I tried not to scream. I called my mother and sister for frosting advice and moral support. “Why does it keep melting?” my mother asked. Good question, Mom. They both agreed I needed to add more confectioner’s sugar. Now I had a plan. Okay. I scraped the sides of the cake (AGAIN), added cupfuls of sugar, blended the damn frosting (AGAIN), and applied it to the sides. Again. This time it seemed to want to stay. Finally. But I was exhausted, and on edge from the cupfuls of sugar coursing through my veins (I don’t know about you, but I can’t not taste frosting), and there was no joy left in me. The cake had won.
By the time the party rolled around, I knew I had achieved a new level of insanity. I could think of nothing but the cake. The cake should be out of the refrigerator, I kept thinking. A chilled cake is not ideal. Room temperature, that’s what it should be. But if I put it out and it melts! Our friends were arriving and everyone was mingling and laughing and all I could think was that damn cake better taste good or I will punch it.
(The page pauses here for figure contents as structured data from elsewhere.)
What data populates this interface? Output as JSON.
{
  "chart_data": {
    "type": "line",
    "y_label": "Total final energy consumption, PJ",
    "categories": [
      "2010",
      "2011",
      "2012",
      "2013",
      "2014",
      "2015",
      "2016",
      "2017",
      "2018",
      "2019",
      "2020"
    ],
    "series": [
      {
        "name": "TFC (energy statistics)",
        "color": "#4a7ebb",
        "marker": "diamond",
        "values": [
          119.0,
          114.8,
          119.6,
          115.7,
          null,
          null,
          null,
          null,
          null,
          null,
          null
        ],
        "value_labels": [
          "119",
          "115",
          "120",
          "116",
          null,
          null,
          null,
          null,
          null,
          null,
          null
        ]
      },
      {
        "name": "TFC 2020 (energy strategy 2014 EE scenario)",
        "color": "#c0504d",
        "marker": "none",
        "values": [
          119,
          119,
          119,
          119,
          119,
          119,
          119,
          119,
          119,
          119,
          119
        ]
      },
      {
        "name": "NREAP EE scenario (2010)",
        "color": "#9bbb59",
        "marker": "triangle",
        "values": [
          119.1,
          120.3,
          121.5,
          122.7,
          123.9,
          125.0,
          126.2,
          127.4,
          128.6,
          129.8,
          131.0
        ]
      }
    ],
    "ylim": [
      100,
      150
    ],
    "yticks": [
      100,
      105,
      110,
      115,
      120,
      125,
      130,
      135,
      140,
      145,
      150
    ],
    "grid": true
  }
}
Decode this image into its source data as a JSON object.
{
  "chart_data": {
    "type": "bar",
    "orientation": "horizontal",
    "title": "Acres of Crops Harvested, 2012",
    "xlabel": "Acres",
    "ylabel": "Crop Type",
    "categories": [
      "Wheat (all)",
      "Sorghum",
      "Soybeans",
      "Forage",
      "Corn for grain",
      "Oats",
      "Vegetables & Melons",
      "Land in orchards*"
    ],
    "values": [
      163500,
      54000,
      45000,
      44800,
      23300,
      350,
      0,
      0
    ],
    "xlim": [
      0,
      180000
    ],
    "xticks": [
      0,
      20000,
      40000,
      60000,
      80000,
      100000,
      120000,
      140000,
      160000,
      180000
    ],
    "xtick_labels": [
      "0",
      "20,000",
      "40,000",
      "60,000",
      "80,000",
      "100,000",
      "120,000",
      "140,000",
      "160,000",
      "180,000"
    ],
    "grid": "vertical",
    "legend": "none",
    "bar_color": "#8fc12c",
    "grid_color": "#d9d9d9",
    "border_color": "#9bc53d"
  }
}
Then it was cake time, the moment of truth, and the cake came out of the refrigerator, and everyone oohed—I must say, it did end up looking impressive—and I cut into it and immediately knew, as I had to put all my weight into it, that the cake had the consistency of a brick. Fuck it, I thought, and hoisted leaden slabs to everyone around me, and we all attempted to digest forkfuls while I stared at the hateful, hateful dessert. Five minutes later, I pointed at the three-quarters of cake remaining and shouted, “THERE. NOW DO YOU SEE?” Because, yes, the frosting was running down the sides and oozing all over the table. “Do you see that?” I said, as my guests muttered to each other, “And she thinks she’s ready to go off her meds?”